# sickle siwash for cleos???



## jay83 (Jun 24, 2016)

Hey i just picked up some 1/4 and 1/3 oz cleos. Ive used the 1/3 oz cleos in the past however i think they may be a little to big for fish to hit as ive never had luck on the 1/3 ever. But the 1/4s got me lots of fish. Anyways i just picked up some matzuo sickle siwash 150s size 4 and 6. Can i use those to put on the 1/4 and 1/3 cleos?. Im thinking of using the size 6 matzuo sickle siwash on the 1/4s however when i put one on my 1/4 cleo the spoon looked a bit odd as its a small size spoon and the hook looks rather big for the spoon lmao. And that was a size 6 sickle. I just don't want the hook to look so big on the small spoon that the hook wud actually REPEL the fish?


----------



## Far Beyond Driven (Jan 23, 2006)

Just make sure the hook weighs about the same as not to affect the action of the spoon. In some cases the hook may be almost as big as the spoon. No big deal. But it will look weird.


----------



## jay83 (Jun 24, 2016)

i have no idea as to the weight of the hooks the package doesnt say lmao. There just the matzuo sickle siwash size 6. Bought from fishusa lol. The hooks feel light weight. Ive never heard of a hook of any kind weighing 1/4 oz lmao if hooks that heavy existed you could cast just a bare hook a mile lol


----------



## steelfish365 (May 6, 2016)

He means make sure the new hook weighs the same as the old hook, not the same weight as the lure.....


----------



## jay83 (Jun 24, 2016)

I best play it safe since matzuo sickle siwash dont have weight listed on package ill stick to a treble. If i want to go single hook to play it safe keep the current treble but ill clip off with wire cutters 2 of the 3 hooks on the treble


----------



## Fishndude (Feb 22, 2003)

I know a couple guys who replace all the factory trebles on their spoons with siwash single hooks. They swear by the hook-setting improvement.


----------



## jay83 (Jun 24, 2016)

Ya I know the advantages but if no one has heard of matzuo sickle siwash or have any experience with them I'm screwed. I got size 4 and size 6 matzuo sickle swash. No where on the package anywhere does it mentimention how much the hook weighs anywhere... so if I have to be worried bout using a sickle swash hook and be worried it affects the Cleo action I dunno what to do. The smallest sickle they make is size 6. Even these size 6 sickle siwash look far to big for a 1/4 oz Cleo. Like I said before I'd hate for the rather big looking size 6 sickle siwash hook on the relatively small 1/4 oz Cleo to actually repel and spook the fish


----------



## ausable_steelhead (Sep 30, 2002)

Way over-analyzing this. Put the hooks on, cast the damn spoon.


----------



## homebrew87 (Oct 19, 2014)

ausable_steelhead said:


> Way over-analyzing this. Put the hooks on, cast the damn spoon.


This guy gets it.


----------



## Far Beyond Driven (Jan 23, 2006)

There's these things called scales. The post office has ones you can use as well at the self service kiosk. Or even a simple balance beam would work to compare weights.
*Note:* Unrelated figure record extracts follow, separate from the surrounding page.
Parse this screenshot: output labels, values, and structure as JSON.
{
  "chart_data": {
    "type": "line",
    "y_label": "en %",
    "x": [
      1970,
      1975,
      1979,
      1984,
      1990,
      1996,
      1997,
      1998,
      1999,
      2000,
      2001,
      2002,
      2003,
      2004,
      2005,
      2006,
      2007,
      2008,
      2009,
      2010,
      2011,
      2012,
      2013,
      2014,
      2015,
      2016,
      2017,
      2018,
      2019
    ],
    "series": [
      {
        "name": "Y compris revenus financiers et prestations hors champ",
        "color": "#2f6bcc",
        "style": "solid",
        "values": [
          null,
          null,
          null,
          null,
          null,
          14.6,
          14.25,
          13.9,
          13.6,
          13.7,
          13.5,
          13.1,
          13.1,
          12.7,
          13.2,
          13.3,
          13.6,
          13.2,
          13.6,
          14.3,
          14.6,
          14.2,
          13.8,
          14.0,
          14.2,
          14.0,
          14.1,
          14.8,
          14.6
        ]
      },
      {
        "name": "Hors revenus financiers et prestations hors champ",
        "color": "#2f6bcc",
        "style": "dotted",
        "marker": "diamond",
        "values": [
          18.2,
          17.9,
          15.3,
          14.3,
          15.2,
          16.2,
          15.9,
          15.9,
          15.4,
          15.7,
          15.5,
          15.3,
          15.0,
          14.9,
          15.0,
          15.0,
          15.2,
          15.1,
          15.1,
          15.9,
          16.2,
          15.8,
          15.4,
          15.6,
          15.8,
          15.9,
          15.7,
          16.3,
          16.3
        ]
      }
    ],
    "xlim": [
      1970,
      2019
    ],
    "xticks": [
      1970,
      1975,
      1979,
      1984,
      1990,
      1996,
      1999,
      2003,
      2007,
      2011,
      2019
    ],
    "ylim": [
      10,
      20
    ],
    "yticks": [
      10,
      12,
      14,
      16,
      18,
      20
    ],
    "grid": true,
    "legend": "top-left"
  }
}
I run size 1 siwash on 3.25 flutter spoons for browns.

Last time I offer advice.


----------



## jay83 (Jun 24, 2016)

Thanks last time I offer advice, great tips. Gonna try that


----------



## jay83 (Jun 24, 2016)

Thanks for the tip.. would never have thought of that myself....lol.




ausable_steelhead said:


> Way over-analyzing this. Put the hooks on, cast the damn spoon.


th


----------



## 357Maximum (Nov 1, 2015)

I found myself in a pinch for some single hooks one time and used red colored Gamagatsu "trailer hooks" made/sold for spinnerbaits instead of my normal size 1 Siwash. I think I used size 1 or 1/0 on 2/5+ oz Cleos and it worked just great. I did grab the hook and "kirb" it with a pair of pliers slightly first though. I'll never toss another Cleo with a treble hook on it. They do not "throw" the hooks with a single hook and they are a ton easier/faster to de-hook which is important on an ice cold block of concrete sticking out into the lake. I would not worry too much about hook size being too big either. Using Krocodile spoons will cure you of the hook looks to big thing....them things are huge for the lure size and they work most excellent.


----------



## Cat Power (Jan 6, 2013)

Fishndude said:


> I know a couple guys who replace all the factory trebles on their spoons with siwash single hooks. They swear by the hook-setting improvement.


I'm one of those guys.

All of my walleye trolling spoons have been changed over. I never did the weighing thing (don't completely understand that point). Mine work better than original IMO


----------



## jay83 (Jun 24, 2016)

Ya I never heard of the weighing thing either lol. I was just gonna put the single hooks on and go fishing lol


----------